Неправильный, небрежный лепет... Тут Фоска падает на стол, закрывая лицо руками, начинает плакать, громко, истошно, стучит ногами о каменный пол и плачет, плачет. Нодельма, дщерь добродетели природной, смотрит на нее недоуменно и совершенно не представляет, что нужно в таких ситуациях делать и как себя вести.
Глава третья
СУХОЙ ОСТАТОК
I
Нодельма живет вдвоем с мамой. Иногда к ним приходит бабушка, мамина мама, живущая на соседней улице, по московским меркам, это совсем рядом. В ее возрасте почти неприлично не иметь семьи или хотя бы устойчивой связи, Нодельма старается не обращать внимания на предрассудки, вяло отмахивается от редких вопросов о женитьбе: не очень-то и хотелось.

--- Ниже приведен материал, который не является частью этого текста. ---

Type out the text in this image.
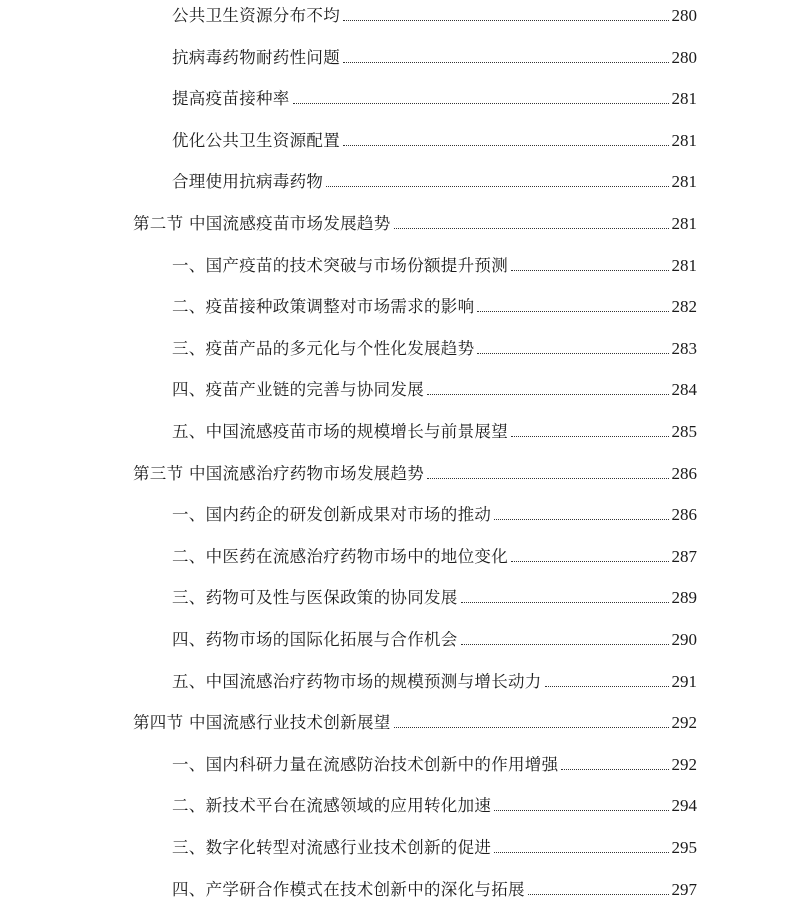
公共卫生资源分布不均	280
抗病毒药物耐药性问题	280
提高疫苗接种率	281
优化公共卫生资源配置	281
合理使用抗病毒药物	281
第二节 中国流感疫苗市场发展趋势	281
一、国产疫苗的技术突破与市场份额提升预测	281
二、疫苗接种政策调整对市场需求的影响	282
三、疫苗产品的多元化与个性化发展趋势	283
四、疫苗产业链的完善与协同发展	284
五、中国流感疫苗市场的规模增长与前景展望	285
第三节 中国流感治疗药物市场发展趋势	286
一、国内药企的研发创新成果对市场的推动	286
二、中医药在流感治疗药物市场中的地位变化	287
三、药物可及性与医保政策的协同发展	289
四、药物市场的国际化拓展与合作机会	290
五、中国流感治疗药物市场的规模预测与增长动力	291
第四节 中国流感行业技术创新展望	292
一、国内科研力量在流感防治技术创新中的作用增强	292
二、新技术平台在流感领域的应用转化加速	294
三、数字化转型对流感行业技术创新的促进	295
四、产学研合作模式在技术创新中的深化与拓展	297
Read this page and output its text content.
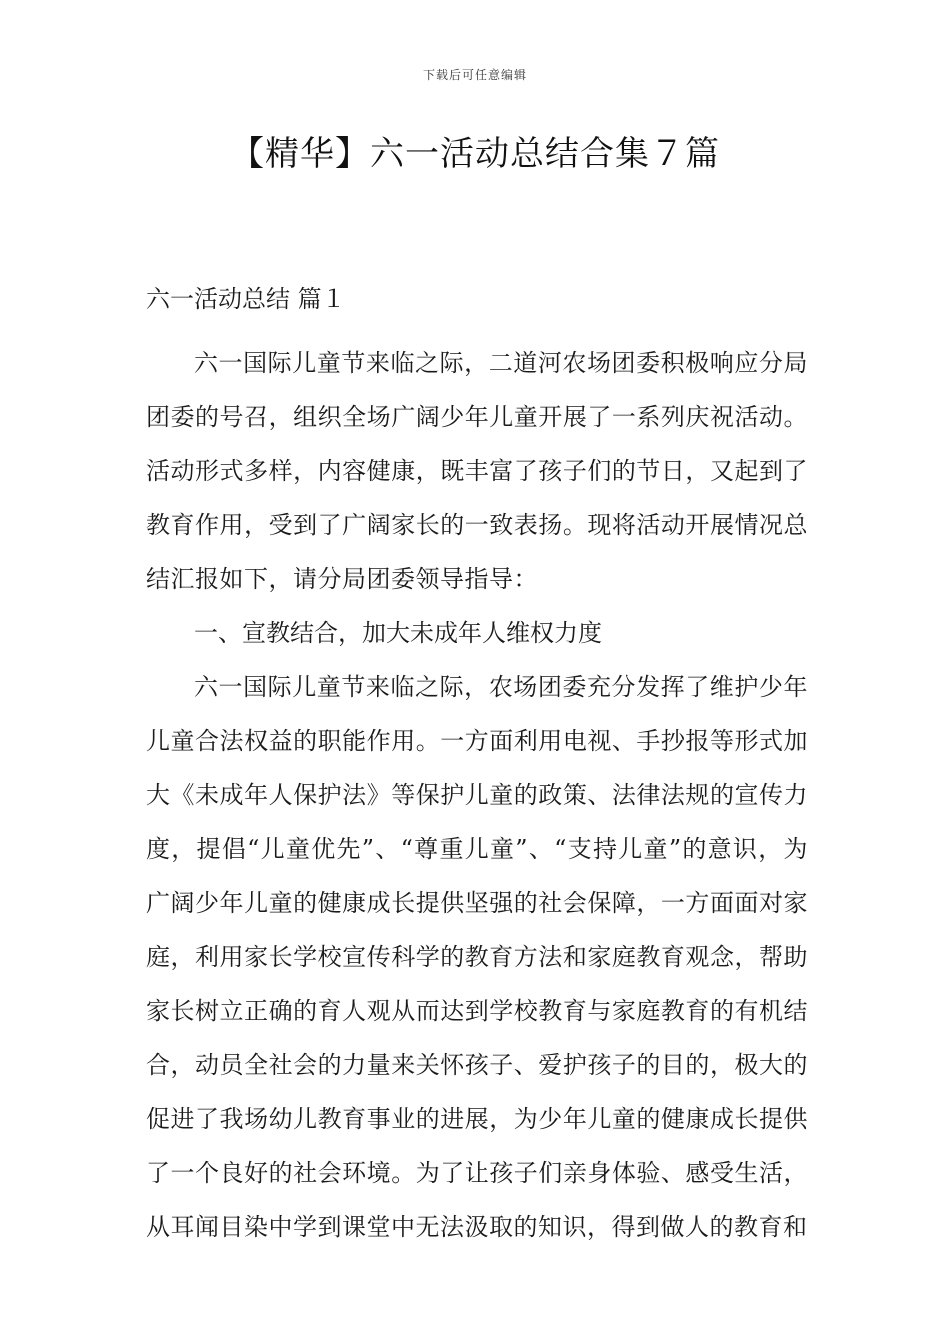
下载后可任意编辑
【精华】六一活动总结合集７篇
六一活动总结 篇１

六一国际儿童节来临之际，二道河农场团委积极响应分局团委的号召，组织全场广阔少年儿童开展了一系列庆祝活动。活动形式多样，内容健康，既丰富了孩子们的节日，又起到了教育作用，受到了广阔家长的一致表扬。现将活动开展情况总结汇报如下，请分局团委领导指导：

一、宣教结合，加大未成年人维权力度

六一国际儿童节来临之际，农场团委充分发挥了维护少年儿童合法权益的职能作用。一方面利用电视、手抄报等形式加大《未成年人保护法》等保护儿童的政策、法律法规的宣传力度，提倡“儿童优先”、“尊重儿童”、“支持儿童”的意识，为广阔少年儿童的健康成长提供坚强的社会保障，一方面面对家庭，利用家长学校宣传科学的教育方法和家庭教育观念，帮助家长树立正确的育人观从而达到学校教育与家庭教育的有机结合，动员全社会的力量来关怀孩子、爱护孩子的目的，极大的促进了我场幼儿教育事业的进展，为少年儿童的健康成长提供了一个良好的社会环境。为了让孩子们亲身体验、感受生活，从耳闻目染中学到课堂中无法汲取的知识，得到做人的教育和
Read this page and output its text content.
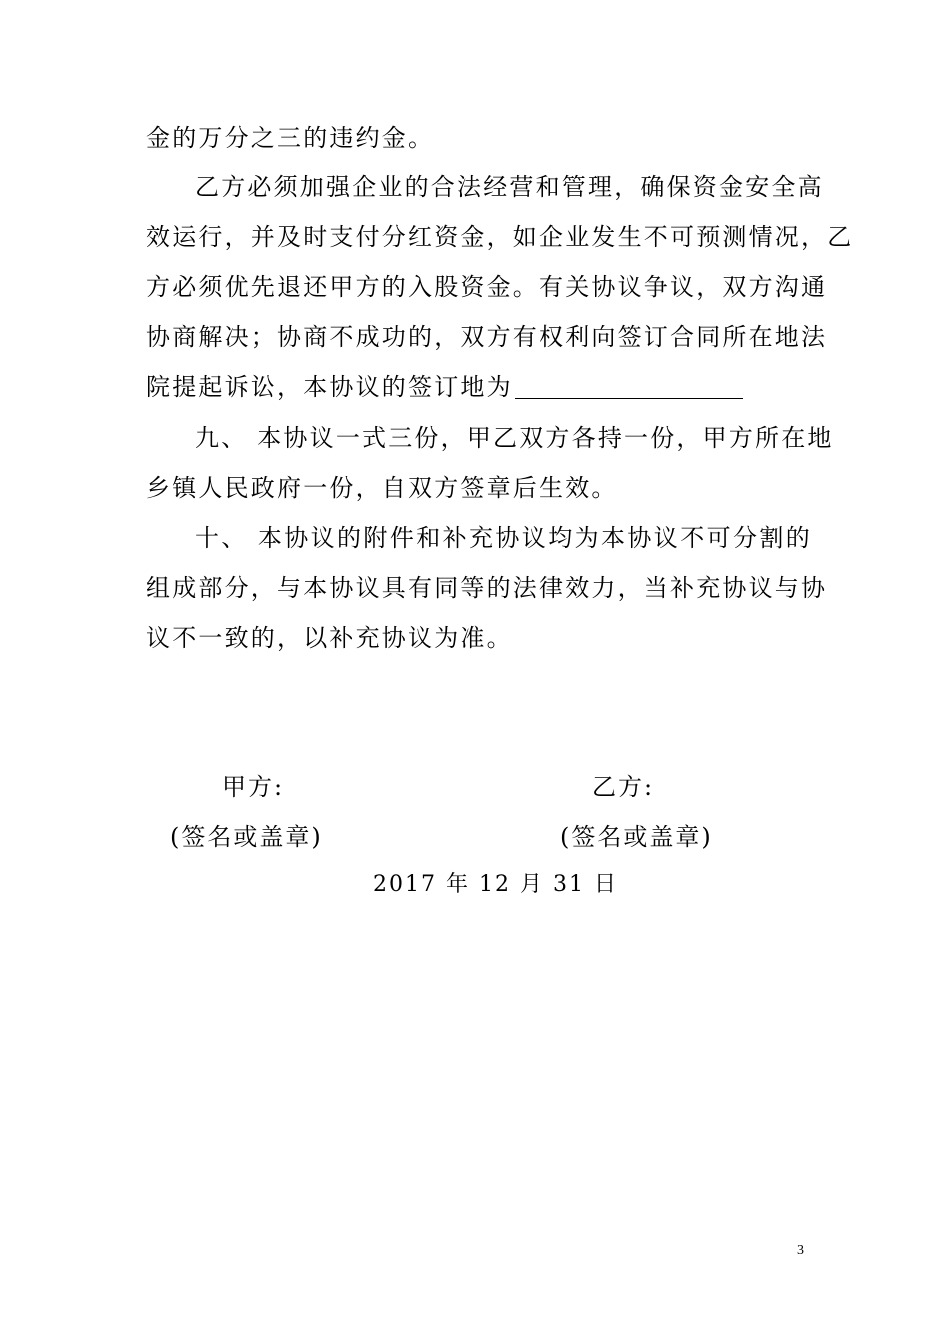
金的万分之三的违约金。
乙方必须加强企业的合法经营和管理，确保资金安全高
效运行，并及时支付分红资金，如企业发生不可预测情况，乙
方必须优先退还甲方的入股资金。有关协议争议，双方沟通
协商解决；协商不成功的，双方有权利向签订合同所在地法
院提起诉讼，本协议的签订地为
九、 本协议一式三份，甲乙双方各持一份，甲方所在地
乡镇人民政府一份，自双方签章后生效。
十、 本协议的附件和补充协议均为本协议不可分割的
组成部分，与本协议具有同等的法律效力，当补充协议与协
议不一致的，以补充协议为准。
甲方:	乙方:
(签名或盖章)	(签名或盖章)
2017 年 12 月 31 日
3
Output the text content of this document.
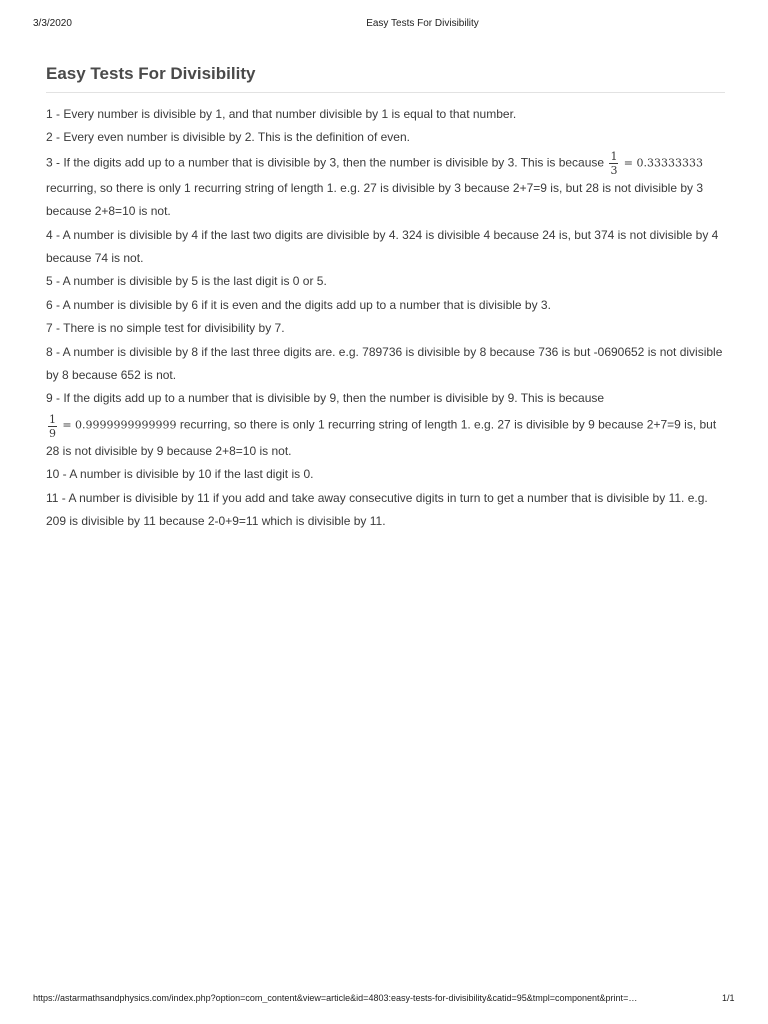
3/3/2020	Easy Tests For Divisibility
Easy Tests For Divisibility

1 - Every number is divisible by 1, and that number divisible by 1 is equal to that number.

2 - Every even number is divisible by 2. This is the definition of even.

3 - If the digits add up to a number that is divisible by 3, then the number is divisible by 3. This is because $\frac{1}{3} = 0.33333333$ recurring, so there is only 1 recurring string of length 1. e.g. 27 is divisible by 3 because 2+7=9 is, but 28 is not divisible by 3 because 2+8=10 is not.

4 - A number is divisible by 4 if the last two digits are divisible by 4. 324 is divisible 4 because 24 is, but 374 is not divisible by 4 because 74 is not.

5 - A number is divisible by 5 is the last digit is 0 or 5.

6 - A number is divisible by 6 if it is even and the digits add up to a number that is divisible by 3.

7 - There is no simple test for divisibility by 7.

8 - A number is divisible by 8 if the last three digits are. e.g. 789736 is divisible by 8 because 736 is but -0690652 is not divisible by 8 because 652 is not.

9 - If the digits add up to a number that is divisible by 9, then the number is divisible by 9. This is because

$\frac{1}{9} = 0.9999999999999$ recurring, so there is only 1 recurring string of length 1. e.g. 27 is divisible by 9 because 2+7=9 is, but 28 is not divisible by 9 because 2+8=10 is not.

10 - A number is divisible by 10 if the last digit is 0.

11 - A number is divisible by 11 if you add and take away consecutive digits in turn to get a number that is divisible by 11. e.g. 209 is divisible by 11 because 2-0+9=11 which is divisible by 11.

https://astarmathsandphysics.com/index.php?option=com_content&view=article&id=4803:easy-tests-for-divisibility&catid=95&tmpl=component&print=…	1/1
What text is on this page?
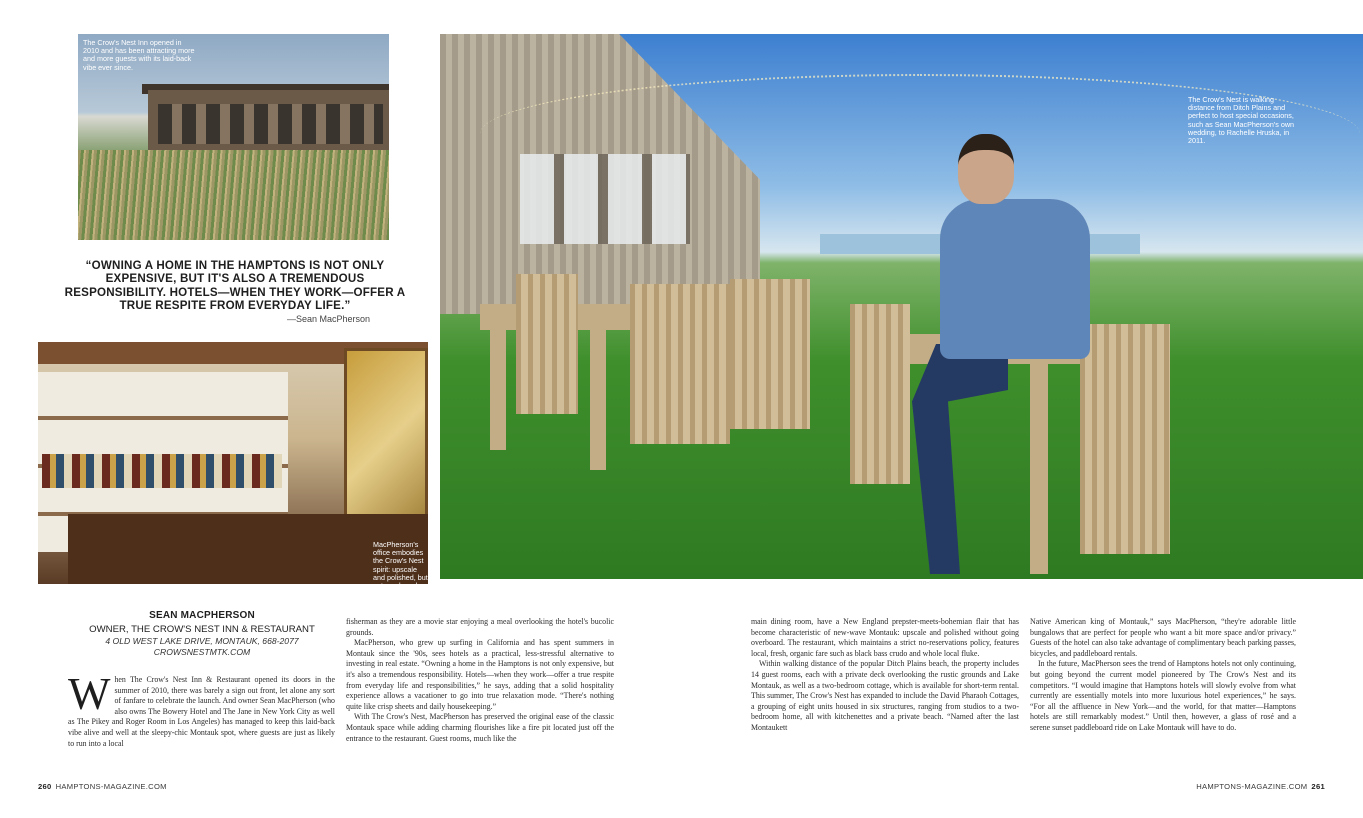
The Crow's Nest Inn opened in 2010 and has been attracting more and more guests with its laid-back vibe ever since.
“OWNING A HOME IN THE HAMPTONS IS NOT ONLY EXPENSIVE, BUT IT'S ALSO A TREMENDOUS RESPONSIBILITY. HOTELS—WHEN THEY WORK—OFFER A TRUE RESPITE FROM EVERYDAY LIFE.”
—Sean MacPherson
MacPherson's office embodies the Crow's Nest spirit: upscale and polished, but not overboard.
The Crow's Nest is walking distance from Ditch Plains and perfect to host special occasions, such as Sean MacPherson's own wedding, to Rachelle Hruska, in 2011.
SEAN MACPHERSON
OWNER, THE CROW'S NEST INN & RESTAURANT
4 OLD WEST LAKE DRIVE, MONTAUK, 668-2077
CROWSNESTMTK.COM
W hen The Crow's Nest Inn & Restaurant opened its doors in the summer of 2010, there was barely a sign out front, let alone any sort of fanfare to celebrate the launch. And owner Sean MacPherson (who also owns The Bowery Hotel and The Jane in New York City as well as The Pikey and Roger Room in Los Angeles) has managed to keep this laid-back vibe alive and well at the sleepy-chic Montauk spot, where guests are just as likely to run into a local

fisherman as they are a movie star enjoying a meal overlooking the hotel's bucolic grounds.

MacPherson, who grew up surfing in California and has spent summers in Montauk since the '90s, sees hotels as a practical, less-stressful alternative to investing in real estate. “Owning a home in the Hamptons is not only expensive, but it's also a tremendous responsibility. Hotels—when they work—offer a true respite from everyday life and responsibilities,” he says, adding that a solid hospitality experience allows a vacationer to go into true relaxation mode. “There's nothing quite like crisp sheets and daily housekeeping.”

With The Crow's Nest, MacPherson has preserved the original ease of the classic Montauk space while adding charming flourishes like a fire pit located just off the entrance to the restaurant. Guest rooms, much like the

main dining room, have a New England prepster-meets-bohemian flair that has become characteristic of new-wave Montauk: upscale and polished without going overboard. The restaurant, which maintains a strict no-reservations policy, features local, fresh, organic fare such as black bass crudo and whole local fluke.

Within walking distance of the popular Ditch Plains beach, the property includes 14 guest rooms, each with a private deck overlooking the rustic grounds and Lake Montauk, as well as a two-bedroom cottage, which is available for short-term rental. This summer, The Crow's Nest has expanded to include the David Pharaoh Cottages, a grouping of eight units housed in six structures, ranging from studios to a two-bedroom home, all with kitchenettes and a private beach. “Named after the last Montaukett

Native American king of Montauk,” says MacPherson, “they're adorable little bungalows that are perfect for people who want a bit more space and/or privacy.” Guests of the hotel can also take advantage of complimentary beach parking passes, bicycles, and paddleboard rentals.

In the future, MacPherson sees the trend of Hamptons hotels not only continuing, but going beyond the current model pioneered by The Crow's Nest and its competitors. “I would imagine that Hamptons hotels will slowly evolve from what currently are essentially motels into more luxurious hotel experiences,” he says. “For all the affluence in New York—and the world, for that matter—Hamptons hotels are still remarkably modest.” Until then, however, a glass of rosé and a serene sunset paddleboard ride on Lake Montauk will have to do.

260 HAMPTONS-MAGAZINE.COM	HAMPTONS-MAGAZINE.COM 261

Ей хватает работы и встреч с подругами. Время от времени Нодельма устает даже от подруг и тогда отключает мобильный телефон и включает автоответчик.
Самый большой страх девушек — остаться в одиночестве — она уже давно пережила, искоренила, вытоптала, как просо в русской народной песне. “Значит, судьба такая”, — говорит она в таких случаях и молча кивает самой себе. Сейчас собственное одиночество можно списать на мать, которую Нодельма не может оставить одну. Про отца она знает только то, что он умудрился провалиться в сортир типа “очко” на своей свадьбе. Дыра оказалась столь глубокой, что отец из нее не выбрался, запропал, больше его здесь никогда не фигурировало.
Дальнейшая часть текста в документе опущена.